The reasons for the Republican failure should have been more than enough to bring a change in course. Over time, Obamacare had become more popular with Americans, not less, contrary to Republican predictions. Despite its deficiencies, people perceived that Obamacare was better than the vacuum that existed before and way better than anything Republicans were offering as a replacement. Obamacare helped many Americans get health care for the first time, and these people took every opportunity to confront and boo Republican members of Congress who favored repeal. That should have been a clue to throw in the towel.
Then, too, congressional Republicans were not only scared about voting for the highly unpopular repeal legislation, they were split into three irreconcilable factions. The dominant right-wing faction was on board. But, the ultra-right “Freedom Caucus” was not; they wanted something even more atrocious. Then, there was a handful of moderates who objected either to the cruelty of the GOP repeal proposal and/or to the way the leadership was trying to ram it through.
This should have convinced Republicans that repeal was a non-starter, as politics and as policy. Why risk further party fragmentation? But obsession doesn’t work like that. The party and the president stubbornly refused to bend to the will of the people or heed the message sent by the fracturing of their party. Damn it, they were going to wreck Obamacare by any means necessary. Obsession-compulsion.
How? Use the congressional power of the purse and the executive powers of the president to defund and undercut Obamacare at every turn. This way the GOP could smash Obamacare and evade responsibility for the ensuing disaster by blaming Obama for it.
But this was not enough. Obsession demands more: overkill. So, Senator Tom Cotton introduced an amendment to the GOP’s abomination of a tax bill. It would eliminate the individual mandate, an essential pillar of Obamacare. Then came the hitch.
Senator Susan Collins, a key vote on the tax bill, objected to the subterfuge of using it to smite Obamacare. That meant that the Cotton amendment could put in jeopardy the whole tax cut for the rich, a demand of the party’s powerful sugar daddies. The survival instinct is stronger than obsession, and Republicans in Congress began to back away from the Cotton proviso. The Trump administration, aware that a slower but no less effective way of dismantling Obamacare was already underway, said it would sure like to have the overkill but they were OK if Republican leaders in Congress had to throw the Cotton amendment under a bus.

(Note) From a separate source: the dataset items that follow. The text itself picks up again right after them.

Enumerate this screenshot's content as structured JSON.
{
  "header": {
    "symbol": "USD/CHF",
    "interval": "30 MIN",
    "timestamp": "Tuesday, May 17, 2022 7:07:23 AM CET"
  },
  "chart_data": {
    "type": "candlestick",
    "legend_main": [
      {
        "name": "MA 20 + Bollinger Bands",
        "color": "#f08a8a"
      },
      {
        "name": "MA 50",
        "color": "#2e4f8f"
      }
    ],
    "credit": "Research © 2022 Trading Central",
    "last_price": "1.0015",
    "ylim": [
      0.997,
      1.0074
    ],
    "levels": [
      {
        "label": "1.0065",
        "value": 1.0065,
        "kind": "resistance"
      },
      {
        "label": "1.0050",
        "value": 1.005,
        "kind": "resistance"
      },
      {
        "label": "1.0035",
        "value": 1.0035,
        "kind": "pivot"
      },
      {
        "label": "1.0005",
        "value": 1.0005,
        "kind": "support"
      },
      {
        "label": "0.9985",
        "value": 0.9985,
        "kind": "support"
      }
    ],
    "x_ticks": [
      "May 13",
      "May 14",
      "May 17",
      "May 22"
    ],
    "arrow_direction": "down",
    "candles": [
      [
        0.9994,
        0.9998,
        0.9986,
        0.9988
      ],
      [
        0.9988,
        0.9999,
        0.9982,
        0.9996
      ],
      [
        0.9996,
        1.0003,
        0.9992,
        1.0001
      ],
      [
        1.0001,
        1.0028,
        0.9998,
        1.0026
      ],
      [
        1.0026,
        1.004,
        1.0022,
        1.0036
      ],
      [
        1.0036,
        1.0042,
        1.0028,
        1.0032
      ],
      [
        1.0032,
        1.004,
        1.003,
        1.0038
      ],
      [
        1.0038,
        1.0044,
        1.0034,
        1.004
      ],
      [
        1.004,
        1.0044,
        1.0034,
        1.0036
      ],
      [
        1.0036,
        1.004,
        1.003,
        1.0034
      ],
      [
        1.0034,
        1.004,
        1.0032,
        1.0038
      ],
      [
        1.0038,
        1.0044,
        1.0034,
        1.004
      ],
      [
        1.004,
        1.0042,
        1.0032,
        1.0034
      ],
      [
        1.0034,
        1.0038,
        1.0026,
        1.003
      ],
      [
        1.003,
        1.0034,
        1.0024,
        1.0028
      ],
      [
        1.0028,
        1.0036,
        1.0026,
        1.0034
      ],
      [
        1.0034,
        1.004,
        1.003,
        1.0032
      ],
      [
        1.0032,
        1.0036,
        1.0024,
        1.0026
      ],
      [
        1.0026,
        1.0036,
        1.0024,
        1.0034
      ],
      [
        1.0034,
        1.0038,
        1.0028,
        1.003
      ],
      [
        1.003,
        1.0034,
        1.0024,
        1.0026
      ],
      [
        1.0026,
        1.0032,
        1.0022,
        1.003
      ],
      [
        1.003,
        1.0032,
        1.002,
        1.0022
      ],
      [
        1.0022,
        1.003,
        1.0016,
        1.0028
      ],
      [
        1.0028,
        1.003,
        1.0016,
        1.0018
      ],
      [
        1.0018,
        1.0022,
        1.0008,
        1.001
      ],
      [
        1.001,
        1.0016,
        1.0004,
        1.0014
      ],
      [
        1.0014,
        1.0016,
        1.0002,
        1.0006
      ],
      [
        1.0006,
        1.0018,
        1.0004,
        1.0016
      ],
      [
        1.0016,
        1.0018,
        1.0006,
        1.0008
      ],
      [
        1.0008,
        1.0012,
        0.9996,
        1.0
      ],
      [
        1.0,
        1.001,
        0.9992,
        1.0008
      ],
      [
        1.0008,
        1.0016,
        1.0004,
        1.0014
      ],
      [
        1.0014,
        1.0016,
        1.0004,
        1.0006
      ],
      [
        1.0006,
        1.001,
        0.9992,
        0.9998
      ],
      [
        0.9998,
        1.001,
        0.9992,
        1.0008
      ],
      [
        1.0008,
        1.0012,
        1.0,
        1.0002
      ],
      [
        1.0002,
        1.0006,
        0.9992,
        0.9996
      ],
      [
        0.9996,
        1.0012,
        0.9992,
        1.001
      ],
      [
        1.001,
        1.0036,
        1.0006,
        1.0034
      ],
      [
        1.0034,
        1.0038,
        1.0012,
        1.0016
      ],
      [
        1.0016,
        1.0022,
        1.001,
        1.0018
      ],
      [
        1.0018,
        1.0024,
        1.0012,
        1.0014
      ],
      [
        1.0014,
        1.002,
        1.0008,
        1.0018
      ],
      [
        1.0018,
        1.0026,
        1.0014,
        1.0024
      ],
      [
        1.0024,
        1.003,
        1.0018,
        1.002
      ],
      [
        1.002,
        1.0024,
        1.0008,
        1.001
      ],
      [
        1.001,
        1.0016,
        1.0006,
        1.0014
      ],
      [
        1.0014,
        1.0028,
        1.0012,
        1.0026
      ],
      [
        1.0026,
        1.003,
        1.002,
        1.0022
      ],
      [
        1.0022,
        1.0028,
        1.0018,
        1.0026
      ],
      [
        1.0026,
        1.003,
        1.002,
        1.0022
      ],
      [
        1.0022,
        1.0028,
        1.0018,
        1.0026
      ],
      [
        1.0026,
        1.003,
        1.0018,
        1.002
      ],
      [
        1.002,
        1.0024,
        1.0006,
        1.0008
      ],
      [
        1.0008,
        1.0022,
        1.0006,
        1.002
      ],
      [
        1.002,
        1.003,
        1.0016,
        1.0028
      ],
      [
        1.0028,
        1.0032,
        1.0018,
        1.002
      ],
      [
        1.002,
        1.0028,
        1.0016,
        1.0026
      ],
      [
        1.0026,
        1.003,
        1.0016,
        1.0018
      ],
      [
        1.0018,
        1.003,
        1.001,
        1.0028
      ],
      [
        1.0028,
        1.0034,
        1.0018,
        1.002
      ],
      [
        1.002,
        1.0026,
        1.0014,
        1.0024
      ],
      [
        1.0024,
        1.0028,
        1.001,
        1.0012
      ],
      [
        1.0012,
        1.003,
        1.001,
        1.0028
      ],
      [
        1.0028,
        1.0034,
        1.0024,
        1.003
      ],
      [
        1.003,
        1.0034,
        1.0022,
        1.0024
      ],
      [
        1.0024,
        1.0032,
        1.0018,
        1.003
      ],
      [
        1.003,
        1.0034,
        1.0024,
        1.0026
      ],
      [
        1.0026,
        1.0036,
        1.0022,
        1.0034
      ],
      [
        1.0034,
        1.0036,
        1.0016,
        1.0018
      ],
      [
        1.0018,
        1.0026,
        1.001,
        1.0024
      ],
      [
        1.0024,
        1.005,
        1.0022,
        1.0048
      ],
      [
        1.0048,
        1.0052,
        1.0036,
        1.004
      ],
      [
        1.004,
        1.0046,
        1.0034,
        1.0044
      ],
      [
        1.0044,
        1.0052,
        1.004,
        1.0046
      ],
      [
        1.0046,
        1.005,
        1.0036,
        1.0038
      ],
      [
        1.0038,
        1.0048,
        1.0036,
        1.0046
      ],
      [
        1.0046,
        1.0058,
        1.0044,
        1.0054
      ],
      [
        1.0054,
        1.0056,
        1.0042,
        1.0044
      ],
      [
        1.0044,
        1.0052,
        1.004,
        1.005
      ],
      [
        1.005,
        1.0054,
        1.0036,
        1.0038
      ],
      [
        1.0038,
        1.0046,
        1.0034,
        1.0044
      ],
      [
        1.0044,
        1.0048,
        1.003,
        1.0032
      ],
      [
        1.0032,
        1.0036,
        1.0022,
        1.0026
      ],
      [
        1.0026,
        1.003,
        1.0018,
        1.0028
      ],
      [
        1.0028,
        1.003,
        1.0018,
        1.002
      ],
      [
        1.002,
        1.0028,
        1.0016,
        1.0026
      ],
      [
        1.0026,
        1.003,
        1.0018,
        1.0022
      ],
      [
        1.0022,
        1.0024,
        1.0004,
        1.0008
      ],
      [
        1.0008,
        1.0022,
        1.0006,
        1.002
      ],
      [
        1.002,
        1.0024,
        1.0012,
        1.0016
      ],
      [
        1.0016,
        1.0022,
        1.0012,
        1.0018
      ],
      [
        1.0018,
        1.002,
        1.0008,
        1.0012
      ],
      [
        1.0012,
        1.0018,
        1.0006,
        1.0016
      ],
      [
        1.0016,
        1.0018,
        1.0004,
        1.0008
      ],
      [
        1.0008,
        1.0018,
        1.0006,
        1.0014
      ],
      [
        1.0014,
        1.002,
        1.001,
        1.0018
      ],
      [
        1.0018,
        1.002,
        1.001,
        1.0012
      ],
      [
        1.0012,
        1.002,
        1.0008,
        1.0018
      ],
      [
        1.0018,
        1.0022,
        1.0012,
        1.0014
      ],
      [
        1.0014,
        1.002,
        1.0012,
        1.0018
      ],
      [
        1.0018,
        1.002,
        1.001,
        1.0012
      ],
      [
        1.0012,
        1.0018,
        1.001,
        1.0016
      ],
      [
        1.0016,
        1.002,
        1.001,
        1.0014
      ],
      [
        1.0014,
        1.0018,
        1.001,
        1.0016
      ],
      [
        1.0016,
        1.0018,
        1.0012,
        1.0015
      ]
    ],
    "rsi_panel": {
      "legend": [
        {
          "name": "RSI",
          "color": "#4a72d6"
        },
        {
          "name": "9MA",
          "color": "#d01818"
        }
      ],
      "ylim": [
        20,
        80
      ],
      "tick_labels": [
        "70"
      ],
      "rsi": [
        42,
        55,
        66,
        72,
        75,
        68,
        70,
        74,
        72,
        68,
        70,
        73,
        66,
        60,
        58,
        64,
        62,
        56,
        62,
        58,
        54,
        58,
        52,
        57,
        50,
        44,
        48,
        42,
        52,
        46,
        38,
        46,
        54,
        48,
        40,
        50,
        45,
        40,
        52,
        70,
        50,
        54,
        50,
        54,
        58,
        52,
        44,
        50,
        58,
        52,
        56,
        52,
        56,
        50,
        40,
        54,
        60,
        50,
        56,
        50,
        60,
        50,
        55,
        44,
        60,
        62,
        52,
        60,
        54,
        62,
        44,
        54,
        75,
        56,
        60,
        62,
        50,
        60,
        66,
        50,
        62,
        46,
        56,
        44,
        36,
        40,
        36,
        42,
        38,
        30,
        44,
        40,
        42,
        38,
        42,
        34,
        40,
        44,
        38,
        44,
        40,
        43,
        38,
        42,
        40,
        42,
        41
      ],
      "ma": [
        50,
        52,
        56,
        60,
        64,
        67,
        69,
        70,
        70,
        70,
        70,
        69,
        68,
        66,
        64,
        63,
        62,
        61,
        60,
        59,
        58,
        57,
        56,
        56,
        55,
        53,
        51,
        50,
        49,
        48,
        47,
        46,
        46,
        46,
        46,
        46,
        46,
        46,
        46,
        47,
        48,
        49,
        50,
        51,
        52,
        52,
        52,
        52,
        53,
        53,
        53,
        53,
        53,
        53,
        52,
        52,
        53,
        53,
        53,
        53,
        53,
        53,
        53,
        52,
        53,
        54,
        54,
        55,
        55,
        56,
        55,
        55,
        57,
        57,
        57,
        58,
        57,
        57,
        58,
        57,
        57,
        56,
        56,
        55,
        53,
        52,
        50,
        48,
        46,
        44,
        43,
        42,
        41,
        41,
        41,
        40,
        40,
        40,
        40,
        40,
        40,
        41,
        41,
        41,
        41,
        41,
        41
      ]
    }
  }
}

The Obamacare obsession illustrates two other aspects of the dangerous case of the Republican party. Point two, conscience. Doing away with Obamacare would leave at least 15 million people without medical insurance while saving several hundred million dollars for tax cuts for big corporations and the obscenely rich. Try to detect a semblance of a conscience in that scheme.
Point three, the homicidal fantasy. The kill Obamacare obsession is part of a bigger syndrome. Obamacare is at the core of the Obama legacy, so it is the main target in a campaign to obliterate even the memory of the Obama presidency. But everything Trump and Congressional Republicans have been doing since they took power amounts to a symbolic assassination attempt on Obama, one intended to erase his very existence in American history: Iran, Cuba, environment, immigration, everything.
This is the Republican fantasy that can’t speak its name. Consciously or unconsciously, for a significant number of people who identify with Trump and his GOP confederates, the election to the presidency of a black man whose father was born in Kenya was an affront. Now they are trying to kill Obama’s ghost in revenge, but they may instead succeed only in killing their own party.